I am sorry to read about your unfortunate events. In short, it is impossible for anyone to let you know if you pre-qualify for HAMP. Your loan may very well have been sold to an investor who is a non-HAMP participant and thus does not have to abide by its guidelines. Generally speaking, HAMP wants to see that a borrower's mortgage payment (principal, interest, taxes and insurance) exceeds 31% of the borrower's gross monthly income. Furthermore, a borrower cannot show a deficit whereby one's expenses exceeds one's net income. There are other criteria, but these are important to know. I have seen many borrowers get their loans modified, however, who should not have, and many borrowers be denied who should have been approved. Remember, you are dealing with banks that by and large do not care about borrowers -- some of which have been ordered to return money to the U.S. Treasury Department that it accepted as an incentive to modify loans. Wells Fargo, I'm looking at you, pal.
Wow. Not a good result on the loan mod, which, ideally, should have resulted in greatly lowered mortgage payment amounts. You should either pin your attorney down or find someone who will advise you as to all your options and their potential consequences. My concern is that if you choose the wrong option you could make yourself ineligible for Medicaid assistance if you should come to need it. Seek the advice of an attorney who is familiar with foreclosure defense options (HAMP, HEMP, etc.) and who is also competent in the area of Medicaid and SSID.

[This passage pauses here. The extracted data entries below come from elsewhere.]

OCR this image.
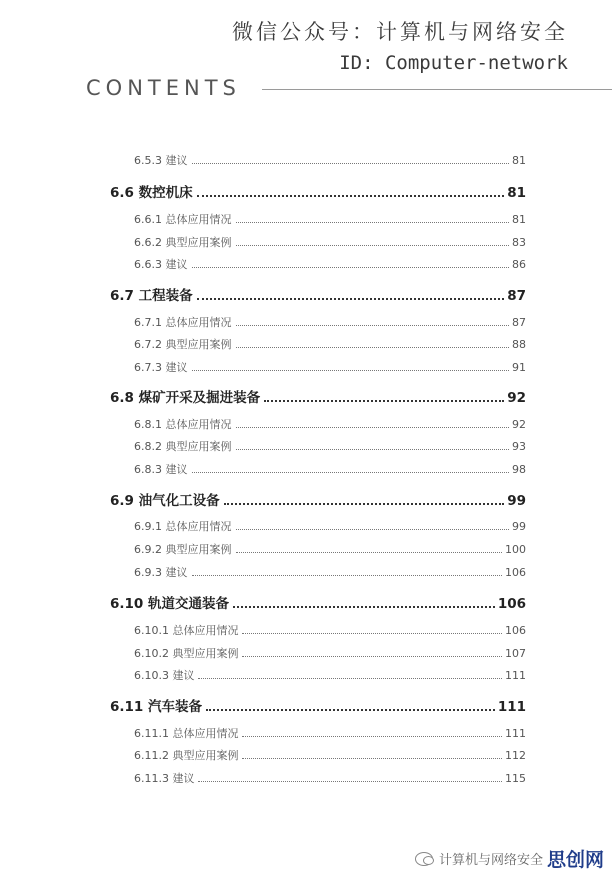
微信公众号：计算机与网络安全
ID: Computer-network
CONTENTS
6.5.3 建议	81
6.6 数控机床	81
6.6.1 总体应用情况	81
6.6.2 典型应用案例	83
6.6.3 建议	86
6.7 工程装备	87
6.7.1 总体应用情况	87
6.7.2 典型应用案例	88
6.7.3 建议	91
6.8 煤矿开采及掘进装备	92
6.8.1 总体应用情况	92
6.8.2 典型应用案例	93
6.8.3 建议	98
6.9 油气化工设备	99
6.9.1 总体应用情况	99
6.9.2 典型应用案例	100
6.9.3 建议	106
6.10 轨道交通装备	106
6.10.1 总体应用情况	106
6.10.2 典型应用案例	107
6.10.3 建议	111
6.11 汽车装备	111
6.11.1 总体应用情况	111
6.11.2 典型应用案例	112
6.11.3 建议	115
计算机与网络安全 思创网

Carol Johnson Law Firm, P.A. : (727) 647-6645 : firstname.lastname@example.org : Wills, Trusts, Real Property, Probate, Special Needs: Information provided here is anecdotal and should not be relied upon or considered legal advice. Every matter is different and answers given here are general in nature and may not reflect current Florida law at the time you are reading this posting. Please contact me if you feel you need additional assistance with your matter.
Both programs have strict guidelines for qualification. If your attorney prequalified you and everything has been submitted it should take between 2 1/2 to 3 months to get the modification. I would request a copy of all the paperwork submitted and make sure all is correct and you meet the program guidelines
Pin down your attorney to get the answers you need or get a consultation with another attorney who can fully discuss your options with you. Many homeowners qualify for a HAMP modification, but the decrease in the monthly payment is often very small, usually ten (10) percent or less. Many lenders/servicers also offer their own "internal" loan modification programs, but it sounds like you have already been down that road. Good luck.